Symptome wie Energieverlust, Stimmungsschwankungen oder sexuelle Unlust sind bei Männern in den meisten Fällen dem Altersprozess geschuldet: Schreiten die Jahre voran, sinkt der Testosteronspiegel leicht ab. Bluttests können im Zweifel Aufschluss darüber geben, ob es sich dabei tatsächlich um eine natürliche Anpassung handelt, oder doch einen krankhaften Mangel. Testosteronanwendungen ohne vorherige Ursachenabklärung sehen Experten kritisch.   

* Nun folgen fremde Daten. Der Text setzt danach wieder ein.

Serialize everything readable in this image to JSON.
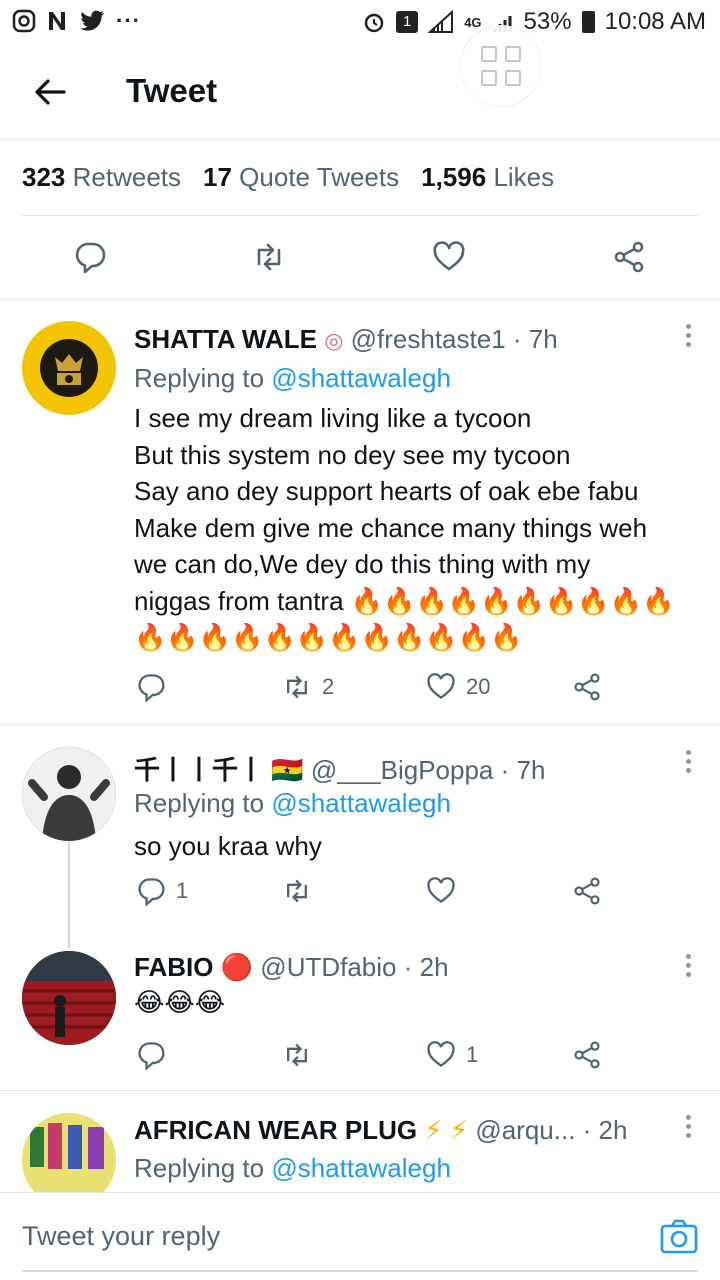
{
  "status_bar": {
    "left_icons": [
      "instagram-icon",
      "news-icon",
      "twitter-icon",
      "more-icon"
    ],
    "left_text": "◎ N ✦ ···",
    "sim_label": "1",
    "network": "4G",
    "battery": "53%",
    "time": "10:08 AM"
  },
  "header": {
    "title": "Tweet"
  },
  "stats": {
    "retweets_count": "323",
    "retweets_label": "Retweets",
    "quotes_count": "17",
    "quotes_label": "Quote Tweets",
    "likes_count": "1,596",
    "likes_label": "Likes"
  },
  "replies": [
    {
      "name": "SHATTA WALE",
      "badge": "◎",
      "handle": "@freshtaste1 · 7h",
      "replying_prefix": "Replying to",
      "replying_to": "@shattawalegh",
      "lines": [
        "I see my dream living like a tycoon",
        "But this system no dey see my tycoon",
        "Say ano dey support hearts of oak ebe fabu",
        "Make dem give me chance many things weh",
        "we can do,We dey do this thing with my",
        "niggas from tantra 🔥🔥🔥🔥🔥🔥🔥🔥🔥🔥",
        "🔥🔥🔥🔥🔥🔥🔥🔥🔥🔥🔥🔥"
      ],
      "reply_count": "",
      "retweet_count": "2",
      "like_count": "20"
    },
    {
      "name": "千丨丨千丨",
      "badge": "🇬🇭",
      "handle": "@___BigPoppa · 7h",
      "replying_prefix": "Replying to",
      "replying_to": "@shattawalegh",
      "text": "so you kraa why",
      "reply_count": "1",
      "retweet_count": "",
      "like_count": ""
    },
    {
      "name": "FABIO",
      "badge": "🔴",
      "handle": "@UTDfabio · 2h",
      "text": "😂😂😂",
      "reply_count": "",
      "retweet_count": "",
      "like_count": "1"
    },
    {
      "name": "AFRICAN WEAR PLUG",
      "badge": "⚡ ⚡",
      "handle": "@arqu... · 2h",
      "replying_prefix": "Replying to",
      "replying_to": "@shattawalegh"
    }
  ],
  "reply_bar": {
    "placeholder": "Tweet your reply"
  },
  "colors": {
    "link": "#1d9bf0",
    "secondary": "#536471",
    "divider": "#e3e6e8",
    "avatar_gold": "#f5c400"
  }
}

Hitzewallungen, Stimmungsschwankungen, Schlafstörungen: Die Symptome, die bei Frauen in den Wechseljahren vermehrt auftreten können, sind bekannt. Beschreibungen der Zusammenhänge zwischen dem weiblichen Geschlechtsorgan und diesen vielfältigen Merkmalen finden sich bereits in der Zeit der Romantik wieder. Doch auch bei Männern nimmt die Hormonproduktion etwa ab dem 40. Lebensjahr stetig ab – allerdings fehlt es dabei an einem charakteristischen Ereignis, wie es das Ausbleiben der Regelblutung bei der Menopause darstellt. Vielmehr handelt es sich bei der sogenannten Andropause um einen schleichenden Prozess: Die Veränderungen des männlichen Hormonhaushalts verlaufen langsamer und werden aufgrund dieser Tatsache bei ersten Untersuchungen mitunter nicht erkannt. Im Rahmen der 8. Deutschen Hormonwoche (Herbst 2023) hat die Deutsche Gesellschaft für Endokrinologie (DGE) auf diesen Umstand aufmerksam gemacht: „Werden Männer älter, sinkt ihr Testosteronspiegel leicht ab, ohne dass es zu einem Mangel kommt. Vielmehr stellt dies eine natürliche Anpassung dar.” Typische Symptome des Testosteronmangels seien unter anderem Müdigkeit, Rückbildung der Muskulatur, Erektionsstörungen, Verlust der Schambehaarung sowie eine generelle Antriebslosigkeit. Zudem könne ein erniedrigter Testosteronwert laut der DGE „zu einem Libidoverlust, Osteoporose, Blutarmut sowie Feminisierung des Mannes führen. Er entwickelt dann weibliche Züge, etwa ein vergrößertes Brustgewebe.”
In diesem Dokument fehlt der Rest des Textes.